Evidence from logs confirms LDAP and replication-related failures:

• /var/log/vmware/vmdir/vdcrepadmin.log indicate unavailability of partner status:

yyyy-mm-ddThh:mm:ss:t@140239405298816:WARNING: VmDirGetReplicationPartnerStatus, partner (impacted_vcenter) status not available (53)

• /var/log/vmware/vmdird/vmdird.log confirm missing replication agreements and vmdird not in NORMAL state:

yyyy-mm-ddThh:mm:ss:t@139742532335168:ERROR: VmDirIsHostAPartner: No replication agreement entries found under cn=impacted_vcenter,cn=Servers,cn=default-site,cn=Sites,cn=Configuration,dc=VSPHERE,dc=LOCAL
yyyy-mm-ddThh:mm:ss:t@139742532335168:ERROR: VmDirIsHostAPartner failed. Error(1168)

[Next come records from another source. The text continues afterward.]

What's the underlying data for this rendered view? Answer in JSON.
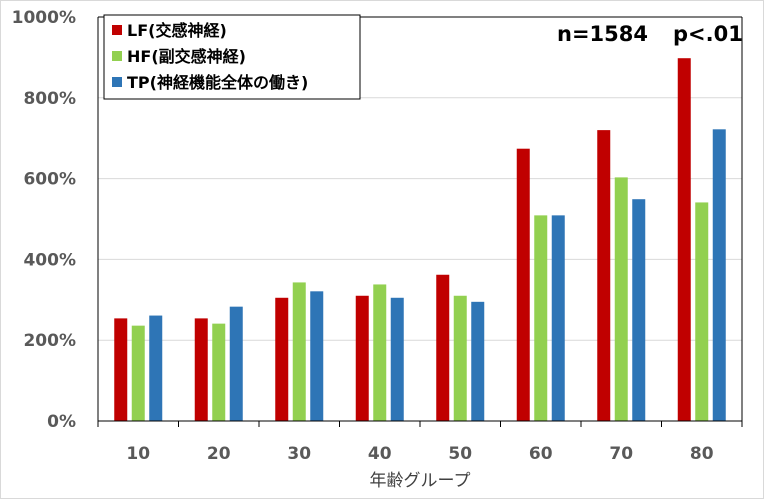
{
  "chart_data": {
    "type": "bar",
    "categories": [
      "10",
      "20",
      "30",
      "40",
      "50",
      "60",
      "70",
      "80"
    ],
    "series": [
      {
        "name": "LF(交感神経)",
        "color": "#c00000",
        "values": [
          254,
          254,
          305,
          310,
          362,
          674,
          720,
          898
        ]
      },
      {
        "name": "HF(副交感神経)",
        "color": "#92d050",
        "values": [
          236,
          241,
          343,
          338,
          310,
          509,
          603,
          541
        ]
      },
      {
        "name": "TP(神経機能全体の働き)",
        "color": "#2e75b6",
        "values": [
          261,
          283,
          321,
          305,
          295,
          509,
          549,
          722
        ]
      }
    ],
    "xlabel": "年齢グループ",
    "ylabel": "",
    "ylim": [
      0,
      1000
    ],
    "yticks": [
      0,
      200,
      400,
      600,
      800,
      1000
    ],
    "ytick_suffix": "%",
    "grid": true,
    "legend_position": "top-left",
    "annotation": {
      "n_label": "n=1584",
      "p_label": "p<.01"
    }
  }
}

yyyy-mm-ddThh:mm:ss:t@139868336244288:ERROR: _VmDirSearchPreCondition: Server in not in normal mode, not allowing outward replication.
yyyy-mm-ddThh:mm:ss:t@139868336244288:ERROR: VmDirSendLdapResult: Request (Search), Error (LDAP_UNWILLING_TO_PERFORM(53)), Message (Server in not in normal mode, not allowing outward replication.), (0) socket (ip_address)

• /var/log/vmware/lookupsvc/lookupserver-default.log captures repeated LDAP server connection failures on port 389:

yyyy-mm-ddThh:mm:ss pool-2-thread-65                                                           ERROR com.vmware.vim.lookup.impl.LdapStorage] LDAP action failed; host=impacted_vcenter, port=389
com.vmware.sso.interop.ldap.ServerDownLdapException: Can't contact LDAP server

These logs confirm that the vCenter’s vmdird service could not establish LDAP connections over port 389 due to network port block or misconfiguration, ultimately leading to replication breakage and SRM authentication failures.

1. Network Remediation:

   • Engage the Network team to ensure TCP port 389 is open bidirectionally between the vCenters/PSC nodes. This port is critical for LDAP communication used in vmdird replication.

   • Refer VMware Ports and Protocols for more details.

2. Restore vmdird Service to Normal Mode:

   • SSH into the impacted vCenter as root and run the vdcadmintool:
     /usr/lib/vmware-vmdir/bin/vdcadmintool

   • Select option 5: "Set vmdir state to normal"

   • Confirm that the vmdird service enters NORMAL state and replication resumes.

3. If vmdird state change fails:

   • Refer to KB article for FixPSC script: Fix PSC/vmdir inconsistencies using fixpsc python script

   • This script helps to restore replication agreements and fix embedded PSC inconsistencies.

If issue persists kindly open a support request with Broadcom Support for further assistance.